Long-term transactions: Additionally, stablecoins could facilitate long-term agreements and recurring payments, such as loans and rent. Even those who currently use Bitcoin for immediate payments may find monthly or yearly payments unfeasible.

Two people could, of course, agree on a monthly payment of “$1000 worth of BTC,” but currently one side cannot guarantee that their Bitcoin holdings will be worth enough fiat currency to keep their end of the deal. Crypto-backed stablecoins solve this problem by keeping excess money in a reserve so that individuals don’t have to.

Investing: Stablecoins could encourage investors to keep their money in the crypto market for longer. Since fiat currency is typically stable, crypto investors currently cash out their crypto during periods of high volatility. However, the process of turning crypto into fiat currency is highly regulated, slow, and expensive. Tether is meant to be a stable store of value that, unlike fiat, is easy to reinvest in the cryptomarket.

Cons

As noted, stablecoins have several drawbacks as well.

Lack of transparency: One of the benefits of the blockchain is an open and public record of transactions. However, fiat-based stablecoins complicate this by using private reserves that aren’t easy to investigate. Tether repeatedly puts large amounts of tokens into circulation, leading some to doubt whether it actually has enough USD in its reserves to do so.

Collateral volatility: In the case of crypto-backed coins, volatility remains an issue. If a reserve of, say, Ethereum, is used to back a stablecoin, and the value of Ethereum falls, the stablecoin could lose its value as well. In order to prevent this, reserves must hold excess funds; for example, a stablecoin that is worth 1 ETH might need to be backed by 2 or 3 ETH.

Market manipulation: Since some stablecoins are meant to facilitate trading, that capacity can be abused. Tether has allegedly been misused by wash traders, who inflate the trading volume of various altcoins by trading them for Tether and back again. Exchanges and market analysis sites then report this data incorrectly, which disrupts trading.

Lack of demand: Even if a stable coin is backed by a reserve, it could simply fail and become worthless in the same way that many altcoins do. If Tether spawns too many competitors, they may quickly become forgotten and worthless.
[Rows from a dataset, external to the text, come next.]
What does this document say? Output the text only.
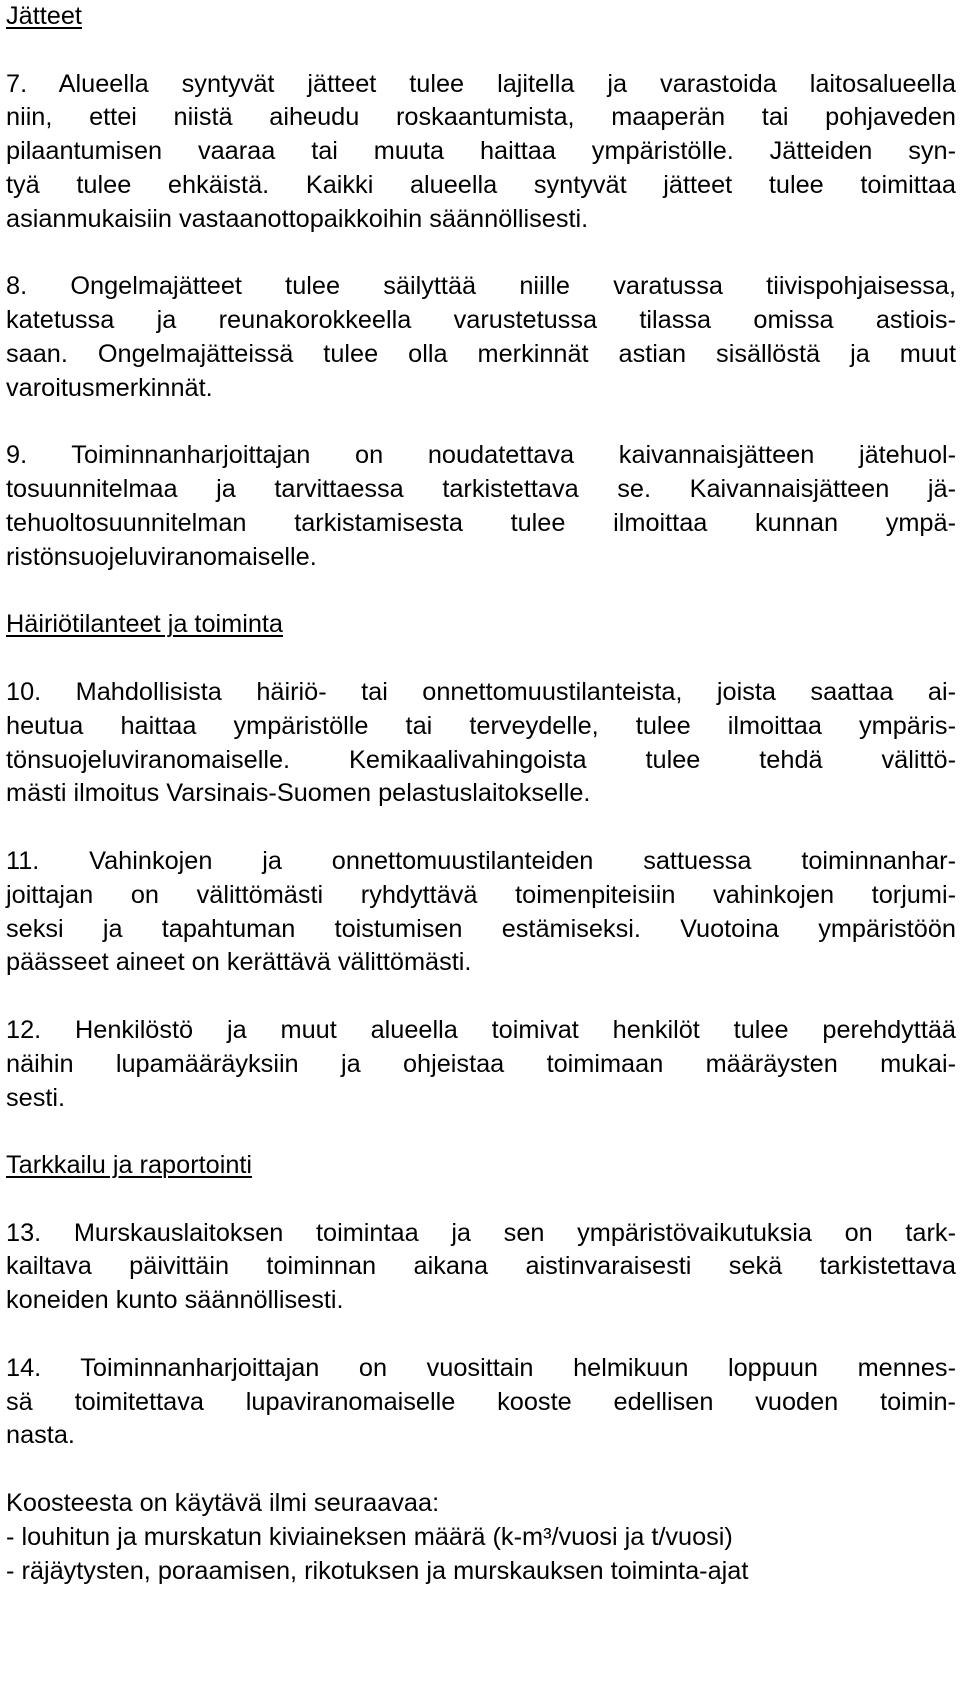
Jätteet
7. Alueella syntyvät jätteet tulee lajitella ja varastoida laitosalueella
niin, ettei niistä aiheudu roskaantumista, maaperän tai pohjaveden
pilaantumisen vaaraa tai muuta haittaa ympäristölle. Jätteiden syn-
tyä tulee ehkäistä. Kaikki alueella syntyvät jätteet tulee toimittaa
asianmukaisiin vastaanottopaikkoihin säännöllisesti.
8. Ongelmajätteet tulee säilyttää niille varatussa tiivispohjaisessa,
katetussa ja reunakorokkeella varustetussa tilassa omissa astiois-
saan. Ongelmajätteissä tulee olla merkinnät astian sisällöstä ja muut
varoitusmerkinnät.
9. Toiminnanharjoittajan on noudatettava kaivannaisjätteen jätehuol-
tosuunnitelmaa ja tarvittaessa tarkistettava se. Kaivannaisjätteen jä-
tehuoltosuunnitelman tarkistamisesta tulee ilmoittaa kunnan ympä-
ristönsuojeluviranomaiselle.
Häiriötilanteet ja toiminta
10. Mahdollisista häiriö- tai onnettomuustilanteista, joista saattaa ai-
heutua haittaa ympäristölle tai terveydelle, tulee ilmoittaa ympäris-
tönsuojeluviranomaiselle. Kemikaalivahingoista tulee tehdä välittö-
mästi ilmoitus Varsinais-Suomen pelastuslaitokselle.
11. Vahinkojen ja onnettomuustilanteiden sattuessa toiminnanhar-
joittajan on välittömästi ryhdyttävä toimenpiteisiin vahinkojen torjumi-
seksi ja tapahtuman toistumisen estämiseksi. Vuotoina ympäristöön
päässeet aineet on kerättävä välittömästi.
12. Henkilöstö ja muut alueella toimivat henkilöt tulee perehdyttää
näihin lupamääräyksiin ja ohjeistaa toimimaan määräysten mukai-
sesti.
Tarkkailu ja raportointi
13. Murskauslaitoksen toimintaa ja sen ympäristövaikutuksia on tark-
kailtava päivittäin toiminnan aikana aistinvaraisesti sekä tarkistettava
koneiden kunto säännöllisesti.
14. Toiminnanharjoittajan on vuosittain helmikuun loppuun mennes-
sä toimitettava lupaviranomaiselle kooste edellisen vuoden toimin-
nasta.
Koosteesta on käytävä ilmi seuraavaa:
- louhitun ja murskatun kiviaineksen määrä (k-m³/vuosi ja t/vuosi)
- räjäytysten, poraamisen, rikotuksen ja murskauksen toiminta-ajat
Monax's Preston Byrne has satirized this by introducing Marmotcoin, 

Of course, the token doesn't actually exist.

Conclusion

There are many ways to design and back a stablecoin. Tether is unlikely to be the last of its kind, and competition may cause another stablecoin to surpass it. Although there will likely be a lasting place for stablecoins in the crypto market, they won’t solve the volatility problem single-handedly. Their potential downsides must be confronted in order for investors and coin holders to actually rely on them.

Disclaimer: information contained herein is provided without considering your personal circumstances, therefore should not be construed as financial advice, investment recommendation or an offer of, or solicitation for, any transactions in cryptocurrencies.